In a startup environment, funds and other resources are often limited and only provide a short runway, or amount of time, for the entrepreneur to be successful before packing it in and going home. They tell a few friends and neighbors about their dream, and the friends and neighbors want to help so they give them some money to get started. Not always because they think the idea is good, but because they care about and believe in the person. The money entrepreneurs receive from family and friends is often referred to as “love money.”
Being able to identify customer segments and the level of interest in the market is key to determine whether to keep going down the same path or try to come up with something new and different. In the startup world, this is called “pivoting,” when a company realizes what it set out to do has no market or the market is so insignificant it cannot make money from the offering as it exists.

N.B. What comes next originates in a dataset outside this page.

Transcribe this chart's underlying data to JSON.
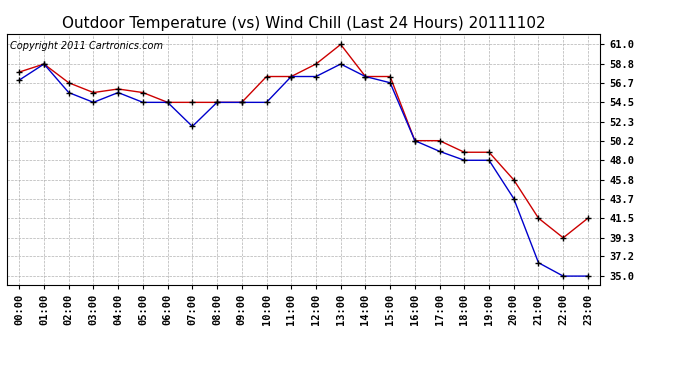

Pivots can happen in different areas. The most common is around the product, but they also can happen around target customer segments, pricing and sales approaches such as a “freemium” vs. pay-as-you-go models, funding sources, marketing approaches such as online or retail, distribution channels such as direct to customers or through resellers, and even technology platforms. Using pricing as an example, someone may have a great idea, but will anyone pay enough for it to allow them to build a business? An approach known as “getting out of the office” to see what potential customers think is a common learning mechanism in a startup environment.
Emotions also can keep individuals from pivoting. Even when data clearly says it is time to move on, no one wants to give up and admit they made a mistake. Pride is tough to overcome. As the saying goes, no one wants to admit their baby is ugly.